Everything we are learning is you have to respond to competitive threats and you have to be moving all the time, but actually Haagen-Dazs might have done better to actually just sit back for a while and just watch what was going on. Scenario planning (Schoemaker, 1995). They had a knee jerk reaction and made the wrong decision. So judging WHEN IS THE TIME to act is a difficult part of strategy.

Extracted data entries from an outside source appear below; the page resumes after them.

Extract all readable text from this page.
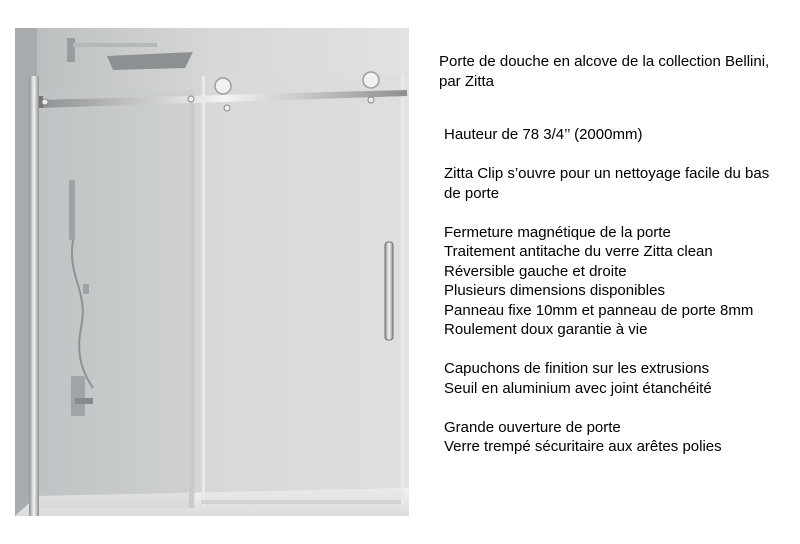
Porte de douche en alcove de la collection Bellini, par Zitta
Hauteur de 78 3/4’’ (2000mm)
Zitta Clip s’ouvre pour un nettoyage facile du bas de porte
Fermeture magnétique de la porte
Traitement antitache du verre Zitta clean
Réversible gauche et droite
Plusieurs dimensions disponibles
Panneau fixe 10mm et panneau de porte 8mm
Roulement doux garantie à vie
Capuchons de finition sur les extrusions
Seuil en aluminium avec joint étanchéité
Grande ouverture de porte
Verre trempé sécuritaire aux arêtes polies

 Postscript. Did it remain successful? Yes, and No.   Ben and Jerry’s had strong counterculture and a social mission. They came to view the business as, in Cohen’s words, “an experiment to see if it was possible to use the tools of business to repair society.” In 1985 they created the Ben & Jerry’s Foundation and the company agreed to contribute 7.5 percent of its pre-tax profits. They relied heavily on local suppliers of milk. They hired a local artist to design their cartons and graphics. As the company’s need for capital increased, they resisted venture capitalist financing, and sold stock to Vermont residents, reinforcing the company’s local roots. They also adopted a compensation system whereby the highest paid firm employee could earn no more than five times the income of the lowest paid firm employee. This restricted their ability to acquire senior management talent to drive growth and profitability. 1990s. The frozen desert market consolidated rapidly during the 1990s, but Ben and Jerry’s icecream remained independent firm because of their commitment to maintaining a social mission. Their resistance to merge hampered their ability to access broader distribution network and managerial talent that would have been available if they had merged with another firm, the company’s growth and profitability lagged. 1994, the company’s annual report disclosed that sales growth slowed and it had suffered its first financial loss. By 1999 the stock had dropped nearly 50 percent from its peak, because of the company’s weaker financial performance. Some investors argued that the company’s social mission was a luxury it could no longer afford. This attracted interest from prospective buyers who thought they could manage the company more profitably. 2002, the company was acquired by Unilever for $326 million. Cohen’s and Greenfield’s shares were worth close to $40 million and $10 million respectively. After more than 20 years as an independent enterprise, Ben & Jerry’s became a wholly owned subsidiary of Unilever.